New Hampshire allows the state treasury to convert up to 5% of the general/rainy day funds into Bitcoin, with the state fiscal year budget being less than $7 billion; even with a full allocation, it is estimated to only be around $300-400 million; Arizona even passively absorbs unclaimed crypto assets for over three years, making it difficult to reach billion-level amounts in the short term. In contrast, Bitcoin's 24-hour spot trading volume has long maintained at $60-70 billion, and a one-time purchase by the state would only account for <0.1% of the market's daily liquidity; the legislative voice is greater than the actual capital amount; price reactions are more emotional trading rather than actual supply-demand imbalance.

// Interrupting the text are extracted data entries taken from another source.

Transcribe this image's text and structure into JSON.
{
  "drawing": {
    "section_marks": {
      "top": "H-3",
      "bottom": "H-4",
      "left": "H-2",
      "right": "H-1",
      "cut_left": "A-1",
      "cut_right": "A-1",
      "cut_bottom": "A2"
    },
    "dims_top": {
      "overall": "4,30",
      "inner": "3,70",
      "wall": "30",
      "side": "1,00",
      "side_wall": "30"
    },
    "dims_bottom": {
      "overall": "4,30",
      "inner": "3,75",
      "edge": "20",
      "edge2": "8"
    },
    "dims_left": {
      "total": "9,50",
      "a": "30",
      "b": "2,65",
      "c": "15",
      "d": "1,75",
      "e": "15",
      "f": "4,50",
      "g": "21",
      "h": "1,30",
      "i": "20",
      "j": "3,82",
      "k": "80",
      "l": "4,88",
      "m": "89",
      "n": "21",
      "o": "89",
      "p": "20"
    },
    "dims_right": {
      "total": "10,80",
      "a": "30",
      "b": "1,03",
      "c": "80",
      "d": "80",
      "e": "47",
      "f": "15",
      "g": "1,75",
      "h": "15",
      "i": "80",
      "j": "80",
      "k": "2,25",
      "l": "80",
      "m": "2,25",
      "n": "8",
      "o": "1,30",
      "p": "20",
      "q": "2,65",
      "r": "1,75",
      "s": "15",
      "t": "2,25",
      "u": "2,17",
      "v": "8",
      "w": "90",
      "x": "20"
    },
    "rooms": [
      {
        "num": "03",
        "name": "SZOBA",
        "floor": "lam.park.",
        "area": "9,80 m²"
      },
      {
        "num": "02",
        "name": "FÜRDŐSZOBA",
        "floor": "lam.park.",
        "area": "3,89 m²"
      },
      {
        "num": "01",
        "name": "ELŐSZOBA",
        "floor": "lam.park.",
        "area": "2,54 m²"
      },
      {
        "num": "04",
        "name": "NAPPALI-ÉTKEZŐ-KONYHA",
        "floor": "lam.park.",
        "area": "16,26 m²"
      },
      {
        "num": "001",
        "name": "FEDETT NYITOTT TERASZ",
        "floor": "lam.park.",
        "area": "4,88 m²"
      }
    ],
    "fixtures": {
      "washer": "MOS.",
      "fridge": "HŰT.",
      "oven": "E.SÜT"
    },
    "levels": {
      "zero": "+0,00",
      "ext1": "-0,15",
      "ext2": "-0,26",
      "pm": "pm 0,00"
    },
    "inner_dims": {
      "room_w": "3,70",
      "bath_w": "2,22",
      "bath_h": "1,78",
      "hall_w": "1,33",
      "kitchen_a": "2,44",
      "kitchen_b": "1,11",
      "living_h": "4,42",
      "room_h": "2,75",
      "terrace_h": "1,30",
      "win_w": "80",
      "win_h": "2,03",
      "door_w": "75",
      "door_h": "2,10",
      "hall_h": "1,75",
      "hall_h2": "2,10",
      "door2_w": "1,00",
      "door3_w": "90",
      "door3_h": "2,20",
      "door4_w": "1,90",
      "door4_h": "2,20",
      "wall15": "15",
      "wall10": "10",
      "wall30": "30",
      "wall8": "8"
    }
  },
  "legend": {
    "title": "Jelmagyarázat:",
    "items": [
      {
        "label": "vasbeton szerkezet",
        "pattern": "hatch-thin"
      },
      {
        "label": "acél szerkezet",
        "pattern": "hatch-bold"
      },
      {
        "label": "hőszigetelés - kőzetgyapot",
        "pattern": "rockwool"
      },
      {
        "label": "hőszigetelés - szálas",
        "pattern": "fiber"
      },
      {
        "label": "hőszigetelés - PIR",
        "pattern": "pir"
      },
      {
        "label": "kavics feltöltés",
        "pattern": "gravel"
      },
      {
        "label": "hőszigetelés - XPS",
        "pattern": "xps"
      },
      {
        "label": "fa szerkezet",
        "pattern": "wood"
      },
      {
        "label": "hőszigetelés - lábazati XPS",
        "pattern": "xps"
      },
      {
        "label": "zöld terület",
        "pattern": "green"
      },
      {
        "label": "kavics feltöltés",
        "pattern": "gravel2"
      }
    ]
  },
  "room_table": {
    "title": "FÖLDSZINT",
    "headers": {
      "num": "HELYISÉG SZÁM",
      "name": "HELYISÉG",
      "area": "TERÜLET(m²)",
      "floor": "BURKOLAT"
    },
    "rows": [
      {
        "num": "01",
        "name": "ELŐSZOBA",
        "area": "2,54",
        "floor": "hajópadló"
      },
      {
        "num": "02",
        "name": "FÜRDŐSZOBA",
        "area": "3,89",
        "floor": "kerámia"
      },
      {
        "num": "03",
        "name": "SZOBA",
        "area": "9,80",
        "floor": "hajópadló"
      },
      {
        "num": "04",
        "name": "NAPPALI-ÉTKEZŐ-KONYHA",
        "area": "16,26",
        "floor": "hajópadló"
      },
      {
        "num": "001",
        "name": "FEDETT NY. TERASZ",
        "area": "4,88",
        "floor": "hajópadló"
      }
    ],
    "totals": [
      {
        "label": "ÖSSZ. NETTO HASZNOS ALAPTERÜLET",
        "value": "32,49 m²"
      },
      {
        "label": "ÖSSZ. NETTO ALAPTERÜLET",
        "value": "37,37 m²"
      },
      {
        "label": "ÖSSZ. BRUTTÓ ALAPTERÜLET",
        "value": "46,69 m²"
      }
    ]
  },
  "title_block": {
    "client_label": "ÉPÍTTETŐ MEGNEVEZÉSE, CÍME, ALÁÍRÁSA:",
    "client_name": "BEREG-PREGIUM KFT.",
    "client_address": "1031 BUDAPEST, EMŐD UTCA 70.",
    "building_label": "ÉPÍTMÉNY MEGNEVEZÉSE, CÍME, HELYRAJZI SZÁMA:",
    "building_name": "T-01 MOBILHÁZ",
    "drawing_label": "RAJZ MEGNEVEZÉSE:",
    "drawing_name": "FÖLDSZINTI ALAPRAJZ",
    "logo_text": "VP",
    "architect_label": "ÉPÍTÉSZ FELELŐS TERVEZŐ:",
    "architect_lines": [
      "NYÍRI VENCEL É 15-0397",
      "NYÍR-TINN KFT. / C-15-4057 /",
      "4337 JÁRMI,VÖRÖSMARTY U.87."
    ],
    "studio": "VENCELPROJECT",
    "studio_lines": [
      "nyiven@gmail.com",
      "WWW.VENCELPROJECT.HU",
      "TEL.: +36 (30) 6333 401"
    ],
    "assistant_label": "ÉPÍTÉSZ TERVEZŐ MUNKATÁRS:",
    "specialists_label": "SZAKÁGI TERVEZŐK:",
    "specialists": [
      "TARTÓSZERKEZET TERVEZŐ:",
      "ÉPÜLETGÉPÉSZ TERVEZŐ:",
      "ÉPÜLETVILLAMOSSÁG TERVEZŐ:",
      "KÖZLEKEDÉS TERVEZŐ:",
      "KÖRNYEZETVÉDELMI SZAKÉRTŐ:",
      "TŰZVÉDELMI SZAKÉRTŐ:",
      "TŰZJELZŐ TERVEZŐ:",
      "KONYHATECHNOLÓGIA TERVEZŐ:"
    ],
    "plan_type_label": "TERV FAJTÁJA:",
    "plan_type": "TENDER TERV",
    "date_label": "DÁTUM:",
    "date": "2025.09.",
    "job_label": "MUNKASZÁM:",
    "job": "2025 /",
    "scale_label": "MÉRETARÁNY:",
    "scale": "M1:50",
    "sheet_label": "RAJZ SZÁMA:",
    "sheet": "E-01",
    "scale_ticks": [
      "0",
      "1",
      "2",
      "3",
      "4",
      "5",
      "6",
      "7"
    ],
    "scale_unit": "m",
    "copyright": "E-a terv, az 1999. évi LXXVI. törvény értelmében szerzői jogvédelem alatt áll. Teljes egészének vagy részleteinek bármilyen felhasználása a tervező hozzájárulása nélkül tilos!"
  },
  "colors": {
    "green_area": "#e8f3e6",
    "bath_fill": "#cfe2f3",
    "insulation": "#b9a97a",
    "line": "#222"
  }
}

The two state bills were signed on May 6 (NH) and May 8 (AZ) respectively; Bitcoin rose from 96K to nearly 100K within 48 hours, with a weekly increase of about 3%. Axios statistics show that discussions on social media related to the keyword 'Bitcoin Reserve' increased by over 240% during the same period. However, trading volume did not increase correspondingly, indicating a 'headline rally' rather than a large-scale absorption of spot.

In addition, Glassnode points out that the actual annualized volatility over the past 30 days has fallen back to 45-50%, the lowest level since 2021, but the long-term historical range is often above 60%, still incomparable to traditional assets. If a Black-Swan day sees a drop of >20%, New Hampshire's 5% holding will immediately face impairment pressure, while Arizona will also need to bear the additional risks of staking slashing or custodial contract errors.

The official HODL narrative has been 'speculated in advance' by the market; what truly determines the market is the speed of legislative implementation and the actual amount of fiscal allocations. Only when legislation + allocations + on-chain addresses coincide can one say that the main cause of Bitcoin price increase can be attributed to state strategic reserves.